Sue continued to visit her acupuncturist, Qing Zhang at the Acu-Herbs Chinese Medicine Centre in Southampton, on a weekly basis and felt her body ‘get back into sync’.

When she was ready for her next IVF treatment, some months later, she had IVF at the time the embryo was implanted in her womb, and says that the experience was far less stressful than on previous occasions.

She continued seeing Qing and it was she who told her, during an acupuncture session, that she was pregnant.

Sue and her partner are now preparing to celebrate their little girl Isabella’s first birthday.

Sue says: “I definitely think acupuncture helped me get pregnant and helped me not have a miscarriage because I was so relaxed.”

Qing Ahang, who has been an acupuncturist for 27 years, says that she and her husband John – who she runs her practice with – are seeing more and more women with fertility problems.

“I think it’s because of their busy lives – there’s lots of work and pressure and they can’t have a baby for stress-related reasons. The second reason is people leave it quite late now,” she says.

They also think more women are coming through their doors because they have read research which suggests that acupuncture can improve IVF success rates.

John says: “We can divide fertility problems into two areas – one is a deficiency or a weakness and the other is a blockage.

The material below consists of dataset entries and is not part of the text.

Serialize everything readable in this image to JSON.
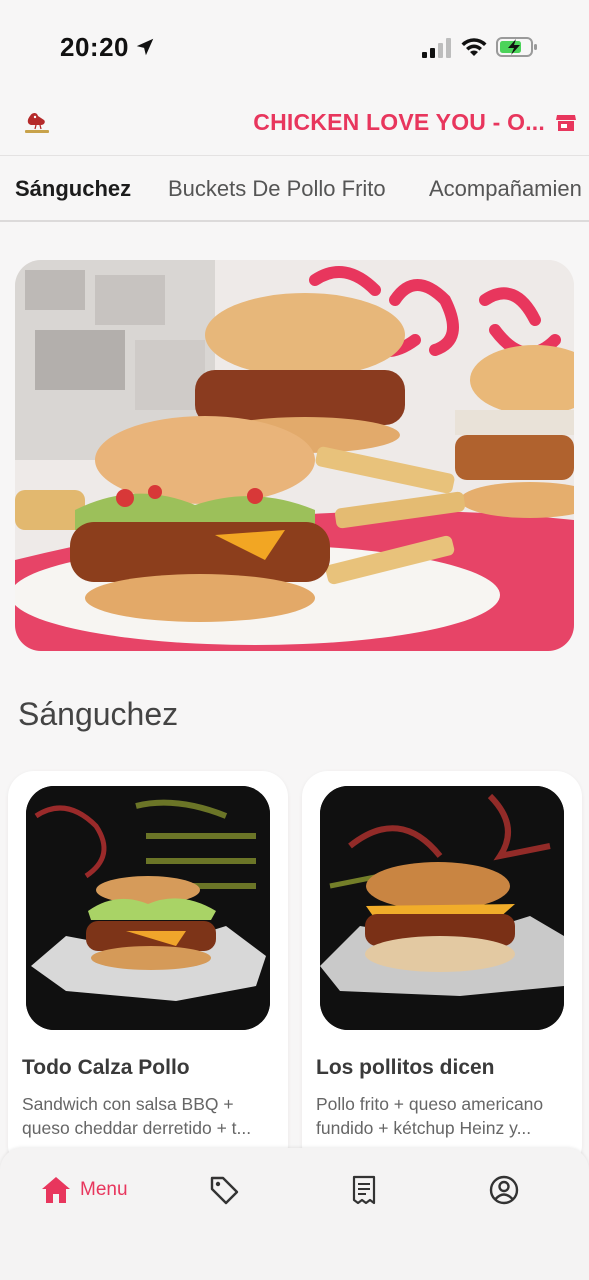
{
  "status_bar": {
    "time": "20:20"
  },
  "header": {
    "store_name": "CHICKEN LOVE YOU - O..."
  },
  "tabs": [
    {
      "label": "Sánguchez",
      "active": true
    },
    {
      "label": "Buckets De Pollo Frito",
      "active": false
    },
    {
      "label": "Acompañamien",
      "active": false
    }
  ],
  "section": {
    "title": "Sánguchez"
  },
  "products": [
    {
      "name": "Todo Calza Pollo",
      "description": "Sandwich con salsa BBQ + queso cheddar derretido + t..."
    },
    {
      "name": "Los pollitos dicen",
      "description": "Pollo frito + queso americano fundido + kétchup Heinz y..."
    }
  ],
  "bottom_nav": {
    "items": [
      {
        "icon": "home-icon",
        "label": "Menu",
        "active": true
      },
      {
        "icon": "tag-icon",
        "label": "",
        "active": false
      },
      {
        "icon": "receipt-icon",
        "label": "",
        "active": false
      },
      {
        "icon": "account-icon",
        "label": "",
        "active": false
      }
    ]
  },
  "colors": {
    "accent": "#e8365d",
    "background": "#f7f6f6"
  }
}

“A weakness could be something like heavy periods when the blood supply in the body isn’t good or a weakness in the kidneys which affects the hormones. A blockage could be something like endometriosis.”

He claims that the body is divided into 14 meridians which connect different organs – the acupuncturist places the needle at a point along one of these depending on the problem.

Qing and John say that how quickly women respond to treatment will depend on their individual problems. However they add that stress relief can be felt after just one treatment and women normally notice an improvement in their periods after one menstrual cycle.

Qing believes that any woman who wants to have a child can benefit from acupuncture: “it gives you a good start to prepare your body.”

And Sue agrees: “I’d say just try it. It worked for me. I really want women to know because I know how I felt about not being able to have a baby.”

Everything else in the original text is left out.